Parkland Center for Clinical Innovation Receives $4.5 Million CMS Grant
The Parkland Center for Clinical Innovation has received a CMS Accountable Health Communities grant from the Centers for Medicare and Medicaid Services. The $4.5 million grant is designed to address large cost drivers in healthcare.
In May, PCCI will begin a five-year data collection period as part of the grant’s Assistance and Alignment Tracks of the Accountable Health Communities model. PCCI is one of 32 participating sites in 23 states and the only one in North Texas.
Ted Shaw, chair of the PCCI board of directors, said the center will use the grant to “utilize the innovative and transformational capabilities of PCCI in an effort to reduce health disparities in the North Texas region and across the nation.”
In addition to addressing large healthcare cost drivers, the grant is designed to address unmet health-related social needs—like food insecurity and inadequate or unstable housing—that affect chronic healthcare problems in Dallas-Fort Worth.

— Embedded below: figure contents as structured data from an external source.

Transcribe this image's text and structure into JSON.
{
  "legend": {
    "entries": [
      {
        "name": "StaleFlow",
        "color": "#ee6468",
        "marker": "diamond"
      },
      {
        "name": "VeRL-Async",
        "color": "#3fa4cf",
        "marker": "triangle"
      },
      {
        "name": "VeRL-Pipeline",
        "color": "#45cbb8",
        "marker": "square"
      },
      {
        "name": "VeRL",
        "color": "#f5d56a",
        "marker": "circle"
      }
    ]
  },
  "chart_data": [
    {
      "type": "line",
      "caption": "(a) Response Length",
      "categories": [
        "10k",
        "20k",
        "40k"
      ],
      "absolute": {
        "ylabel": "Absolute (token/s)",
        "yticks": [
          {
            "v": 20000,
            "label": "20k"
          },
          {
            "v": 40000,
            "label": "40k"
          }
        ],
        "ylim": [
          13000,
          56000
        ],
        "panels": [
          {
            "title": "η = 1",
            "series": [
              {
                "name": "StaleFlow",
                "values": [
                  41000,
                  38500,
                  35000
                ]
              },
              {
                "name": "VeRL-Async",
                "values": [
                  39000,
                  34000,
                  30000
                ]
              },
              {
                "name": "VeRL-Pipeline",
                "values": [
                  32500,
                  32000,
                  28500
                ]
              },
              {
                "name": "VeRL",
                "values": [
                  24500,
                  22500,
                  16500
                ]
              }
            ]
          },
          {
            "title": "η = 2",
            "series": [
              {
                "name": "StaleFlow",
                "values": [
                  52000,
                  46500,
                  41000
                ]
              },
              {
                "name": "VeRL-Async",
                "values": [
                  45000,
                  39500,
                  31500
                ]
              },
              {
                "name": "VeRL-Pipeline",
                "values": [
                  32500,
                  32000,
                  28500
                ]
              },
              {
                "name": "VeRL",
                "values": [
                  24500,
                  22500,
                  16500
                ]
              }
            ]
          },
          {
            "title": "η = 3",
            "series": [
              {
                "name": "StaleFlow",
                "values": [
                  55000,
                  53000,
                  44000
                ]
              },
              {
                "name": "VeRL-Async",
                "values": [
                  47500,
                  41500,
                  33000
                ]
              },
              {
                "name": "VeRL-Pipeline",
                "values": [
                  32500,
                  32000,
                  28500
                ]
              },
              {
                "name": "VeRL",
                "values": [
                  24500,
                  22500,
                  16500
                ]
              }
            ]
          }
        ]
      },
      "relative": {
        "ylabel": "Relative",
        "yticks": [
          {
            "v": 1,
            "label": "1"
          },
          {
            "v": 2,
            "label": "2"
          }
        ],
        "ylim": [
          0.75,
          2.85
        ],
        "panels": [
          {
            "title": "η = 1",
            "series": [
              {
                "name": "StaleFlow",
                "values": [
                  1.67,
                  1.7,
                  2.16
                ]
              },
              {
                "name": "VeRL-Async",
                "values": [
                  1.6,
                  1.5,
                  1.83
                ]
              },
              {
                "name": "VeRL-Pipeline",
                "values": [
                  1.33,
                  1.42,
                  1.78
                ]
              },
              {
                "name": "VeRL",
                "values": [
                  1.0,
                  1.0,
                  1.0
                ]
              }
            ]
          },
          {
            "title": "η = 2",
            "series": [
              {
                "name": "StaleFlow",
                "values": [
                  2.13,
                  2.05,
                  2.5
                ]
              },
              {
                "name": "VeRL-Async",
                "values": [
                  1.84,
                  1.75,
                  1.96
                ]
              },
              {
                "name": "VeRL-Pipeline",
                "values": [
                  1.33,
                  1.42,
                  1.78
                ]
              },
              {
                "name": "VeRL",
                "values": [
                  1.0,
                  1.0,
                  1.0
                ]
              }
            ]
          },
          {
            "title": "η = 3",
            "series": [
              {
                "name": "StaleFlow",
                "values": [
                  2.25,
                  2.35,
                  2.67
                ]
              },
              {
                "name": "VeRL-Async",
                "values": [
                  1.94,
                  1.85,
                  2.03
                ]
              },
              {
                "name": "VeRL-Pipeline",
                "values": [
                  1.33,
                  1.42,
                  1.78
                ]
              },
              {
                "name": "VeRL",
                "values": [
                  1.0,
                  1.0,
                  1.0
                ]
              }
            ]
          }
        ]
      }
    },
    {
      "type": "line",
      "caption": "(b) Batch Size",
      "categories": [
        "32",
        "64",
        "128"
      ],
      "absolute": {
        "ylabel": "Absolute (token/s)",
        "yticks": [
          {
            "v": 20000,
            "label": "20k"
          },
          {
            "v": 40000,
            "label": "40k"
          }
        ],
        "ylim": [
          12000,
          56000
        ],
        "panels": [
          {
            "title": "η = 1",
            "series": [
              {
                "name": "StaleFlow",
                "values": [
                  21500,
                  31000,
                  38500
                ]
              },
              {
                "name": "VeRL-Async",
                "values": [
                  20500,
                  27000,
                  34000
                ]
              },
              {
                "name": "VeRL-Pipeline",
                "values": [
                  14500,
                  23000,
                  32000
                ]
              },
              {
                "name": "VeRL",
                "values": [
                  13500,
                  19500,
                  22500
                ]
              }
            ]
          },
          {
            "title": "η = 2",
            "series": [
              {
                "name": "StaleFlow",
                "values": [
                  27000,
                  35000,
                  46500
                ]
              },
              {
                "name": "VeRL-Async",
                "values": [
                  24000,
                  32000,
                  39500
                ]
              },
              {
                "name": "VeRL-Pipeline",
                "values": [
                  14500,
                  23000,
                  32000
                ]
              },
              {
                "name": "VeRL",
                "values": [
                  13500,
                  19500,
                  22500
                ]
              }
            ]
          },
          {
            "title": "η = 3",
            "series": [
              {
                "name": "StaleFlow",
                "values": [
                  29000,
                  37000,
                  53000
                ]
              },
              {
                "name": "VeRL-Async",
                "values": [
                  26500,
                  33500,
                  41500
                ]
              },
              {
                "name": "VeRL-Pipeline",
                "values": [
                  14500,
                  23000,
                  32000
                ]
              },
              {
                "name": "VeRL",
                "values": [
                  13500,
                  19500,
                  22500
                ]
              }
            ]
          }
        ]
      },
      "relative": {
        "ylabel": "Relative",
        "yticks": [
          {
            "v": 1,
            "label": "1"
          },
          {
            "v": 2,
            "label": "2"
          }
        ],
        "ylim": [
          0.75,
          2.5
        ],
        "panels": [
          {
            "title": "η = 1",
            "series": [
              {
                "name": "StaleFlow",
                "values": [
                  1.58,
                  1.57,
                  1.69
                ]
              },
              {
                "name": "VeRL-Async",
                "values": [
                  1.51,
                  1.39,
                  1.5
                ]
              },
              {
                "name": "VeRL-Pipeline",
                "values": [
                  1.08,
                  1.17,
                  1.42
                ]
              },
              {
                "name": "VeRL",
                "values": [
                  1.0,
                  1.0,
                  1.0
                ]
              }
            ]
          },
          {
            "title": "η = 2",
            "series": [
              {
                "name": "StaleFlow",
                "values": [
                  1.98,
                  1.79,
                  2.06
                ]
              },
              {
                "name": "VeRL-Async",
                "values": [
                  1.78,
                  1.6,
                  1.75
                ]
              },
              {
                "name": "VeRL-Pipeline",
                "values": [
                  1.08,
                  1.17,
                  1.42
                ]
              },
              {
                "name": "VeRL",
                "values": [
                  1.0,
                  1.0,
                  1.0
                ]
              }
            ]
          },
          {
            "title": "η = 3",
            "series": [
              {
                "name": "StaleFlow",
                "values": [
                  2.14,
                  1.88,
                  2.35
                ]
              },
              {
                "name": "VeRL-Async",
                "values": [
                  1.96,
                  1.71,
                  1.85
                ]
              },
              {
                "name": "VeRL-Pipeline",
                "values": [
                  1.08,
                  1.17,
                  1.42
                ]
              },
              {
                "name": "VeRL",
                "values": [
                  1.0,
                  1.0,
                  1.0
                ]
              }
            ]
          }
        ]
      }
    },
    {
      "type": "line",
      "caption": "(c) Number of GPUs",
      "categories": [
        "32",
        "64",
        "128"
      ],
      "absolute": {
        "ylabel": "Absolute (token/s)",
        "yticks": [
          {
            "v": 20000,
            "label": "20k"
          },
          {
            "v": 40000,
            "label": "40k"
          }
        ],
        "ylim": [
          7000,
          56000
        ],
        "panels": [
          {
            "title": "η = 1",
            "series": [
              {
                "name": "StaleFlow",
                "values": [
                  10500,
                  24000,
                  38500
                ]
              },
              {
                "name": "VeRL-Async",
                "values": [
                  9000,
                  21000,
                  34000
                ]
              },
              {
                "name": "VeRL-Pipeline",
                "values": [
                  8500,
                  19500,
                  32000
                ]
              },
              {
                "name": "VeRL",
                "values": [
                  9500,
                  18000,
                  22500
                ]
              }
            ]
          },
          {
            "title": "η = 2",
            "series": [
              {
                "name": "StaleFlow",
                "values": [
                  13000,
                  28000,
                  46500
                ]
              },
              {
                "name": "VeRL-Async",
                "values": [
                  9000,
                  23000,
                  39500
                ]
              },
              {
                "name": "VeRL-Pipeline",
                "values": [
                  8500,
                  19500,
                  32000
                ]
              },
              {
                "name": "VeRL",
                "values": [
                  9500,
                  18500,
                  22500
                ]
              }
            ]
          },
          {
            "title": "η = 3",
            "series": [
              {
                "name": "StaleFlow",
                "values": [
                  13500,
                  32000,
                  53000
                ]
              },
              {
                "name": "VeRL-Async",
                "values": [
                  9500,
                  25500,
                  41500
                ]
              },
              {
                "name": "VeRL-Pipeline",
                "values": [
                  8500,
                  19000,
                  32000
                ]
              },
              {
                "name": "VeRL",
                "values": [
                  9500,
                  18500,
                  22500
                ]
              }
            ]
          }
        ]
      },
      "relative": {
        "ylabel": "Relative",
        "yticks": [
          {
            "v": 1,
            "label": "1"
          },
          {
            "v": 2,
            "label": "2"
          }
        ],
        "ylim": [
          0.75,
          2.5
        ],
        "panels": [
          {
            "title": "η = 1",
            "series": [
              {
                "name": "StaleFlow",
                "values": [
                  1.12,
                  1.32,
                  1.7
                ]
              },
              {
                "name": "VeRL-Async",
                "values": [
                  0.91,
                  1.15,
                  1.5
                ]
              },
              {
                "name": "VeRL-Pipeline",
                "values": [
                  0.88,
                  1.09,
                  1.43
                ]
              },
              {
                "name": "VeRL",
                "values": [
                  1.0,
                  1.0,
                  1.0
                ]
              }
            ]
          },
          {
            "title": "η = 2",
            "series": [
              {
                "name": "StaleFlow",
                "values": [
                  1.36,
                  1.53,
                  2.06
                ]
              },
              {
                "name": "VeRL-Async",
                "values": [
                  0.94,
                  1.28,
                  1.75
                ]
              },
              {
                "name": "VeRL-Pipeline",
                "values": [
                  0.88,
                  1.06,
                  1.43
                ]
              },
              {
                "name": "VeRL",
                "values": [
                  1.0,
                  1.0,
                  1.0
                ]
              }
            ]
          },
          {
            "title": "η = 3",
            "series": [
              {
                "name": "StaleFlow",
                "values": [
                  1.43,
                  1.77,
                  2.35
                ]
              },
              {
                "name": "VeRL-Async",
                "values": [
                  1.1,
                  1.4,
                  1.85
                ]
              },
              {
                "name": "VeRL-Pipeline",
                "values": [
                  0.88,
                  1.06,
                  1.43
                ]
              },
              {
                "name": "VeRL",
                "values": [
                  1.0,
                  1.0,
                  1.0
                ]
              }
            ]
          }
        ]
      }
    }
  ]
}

The AHC model will test innovative service delivery models and track screenings of Medicaid and Medicare beneficiaries at risk for emergency department visits to see if the new models can reduce expenditures and enhance care.
PCCI was awarded the AHC’s “alignment track,” which is the most intensive study-level and includes screening, education, referral, navigation, and alignment of community resources to ensure responsiveness to high-risk beneficiaries’ needs.
PCCI will be partnering with five healthcare providers in DFW—Parkland, Methodist, Children’s, Baylor, Dallas Metrocare—as well as 289 community-based organizations and Texas Medicaid to design, implement, and evaluate this track.